也正因着这种奇妙无比的幻术,死后幻化为妖猫的白龙,才可以操纵人心,先后害死了不少人命,为他心中执念不已的贵妃陪葬。
若无法从丹龙白龙那里得到幻术修行的秘笈,慕容白当然不可能学得那等神妙的幻术。
他曾学过九阴真经里记载的移魂大法,可移魂大法,也仅只能够催眠人心而已,却并不能如妖猫的幻术那样,连眼前景物也做出改变。
这种精神力的运用法门,是慕容白极为渴望的东西。
他觉着,自己的成道之机,或许便就其间。
幻术的修行还需另想办法,但依照倭国法师空海在剧中所说,如果只是想要能够不被这等幻术影响,却也并非是一件太过困难的事情。
可当然了,要达到那种不被外物所扰的程度,实在是需要领悟许多很唯心的东西,毕竟佛家的修行,向来都只讲究一个悟字。
甚至于,你都不必去亲眼看到秘典,便可悟透这其中三味。
好在慕容白佛道同修,又有佛门顶尖秘法傍身,对此中道理倒也并不会太过陌生。
照慕容白来看,原剧中所谓幻中求真的修行,同王国维所说人生之三种境界,其实有着异曲同工之妙。
看山是山,看水是水之境,便是修行之初,六根未尽,故而便无法超脱表象遮眼,很容易受幻术所惑。
原剧中的主角白乐天方出场时,便该是此般境界。
是故,他才会被妖猫所惑,乱了心神,一度生起想要毁掉自己所作之长恨歌的打算。
第二重境,看山不是山,看水不是水,便该是修行有悟,自性觉醒,得以不被眼前幻象迷惑。
可若是基于真实所成之幻,却又很难脱解开去。
倭国法师空海,自该是此等境界。
而那第三重,看山还是山,看水还是水的层次,想来便是修行彻悟,明悟了大道至简的道理,故而能够明悟本我,知晓诸法空相,相由心生的本质。
丹龙白龙能够任意施展幻术,玩弄人心,当然,是已然走到了这般层次。
而慕容白因着堪破了本真,明悟了真我,成功破解了胎中之迷,再加上前世同张真人多番论道,又有百年修行。
是以对他而言,他,其实也已然到达了这第三重境,并不害怕被幻术迷惑。
如此一来,他所差的,便只剩下了一个幻术施展的法门。
“不过此事,终究还需从长计议呐。

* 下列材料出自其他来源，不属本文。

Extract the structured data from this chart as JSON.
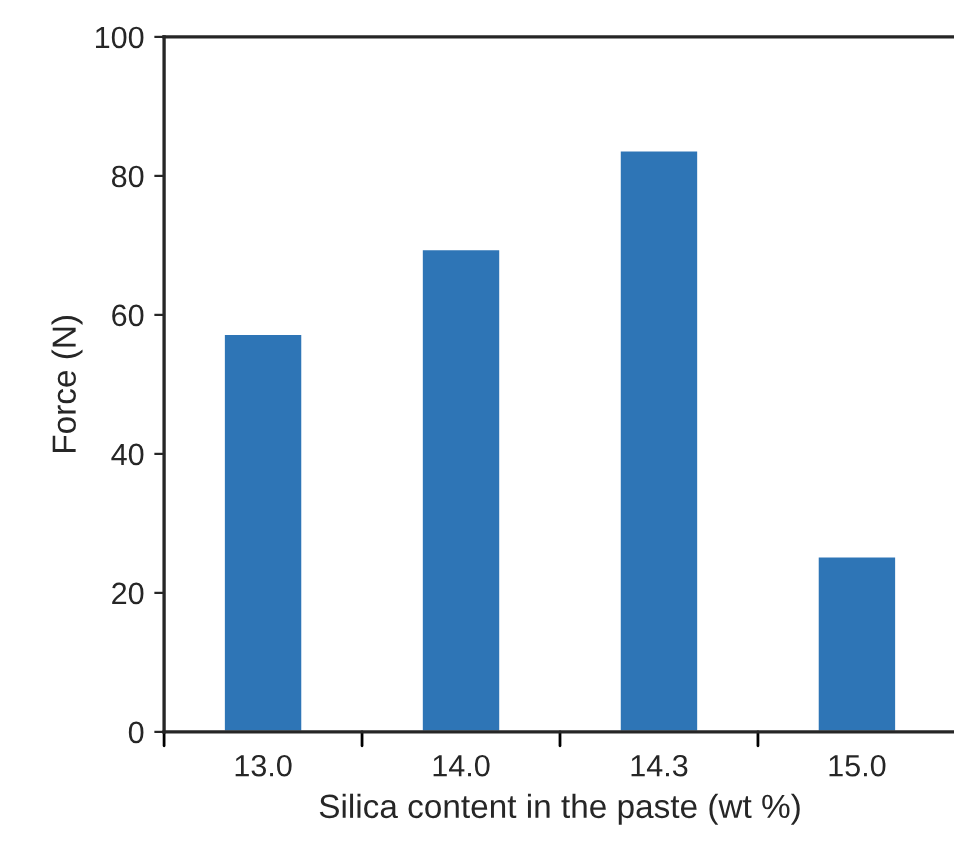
{
  "chart_data": {
    "type": "bar",
    "xlabel": "Silica content in the paste (wt %)",
    "ylabel": "Force (N)",
    "categories": [
      "13.0",
      "14.0",
      "14.3",
      "15.0"
    ],
    "values": [
      57.3,
      69.5,
      83.7,
      25.3
    ],
    "color": "#2e75b6",
    "ylim": [
      0,
      100
    ],
    "yticks": [
      0,
      20,
      40,
      60,
      80,
      100
    ],
    "grid": false
  }
}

”
“或许,还真得等到妖猫完全出世,青龙寺惠果大师那里有所动作之后,才可缓缓图之……”
心中计议已定,慕容白终于不再躺卧于床,而是自床榻上缓缓坐起了身。
却不想身边春琴睡得太轻,他只一动,春琴那边立即也便惊醒了过来。
星眸微开,云鬓斜散,慵懒至极。
瞧来,却是别有一番美态,即便慕容白这等见惯了吃惯了的人,也不禁看直了眼。
更何况身怀陈云樵半生记忆的他,内心对春琴的情意,却也半点都做不得假呢。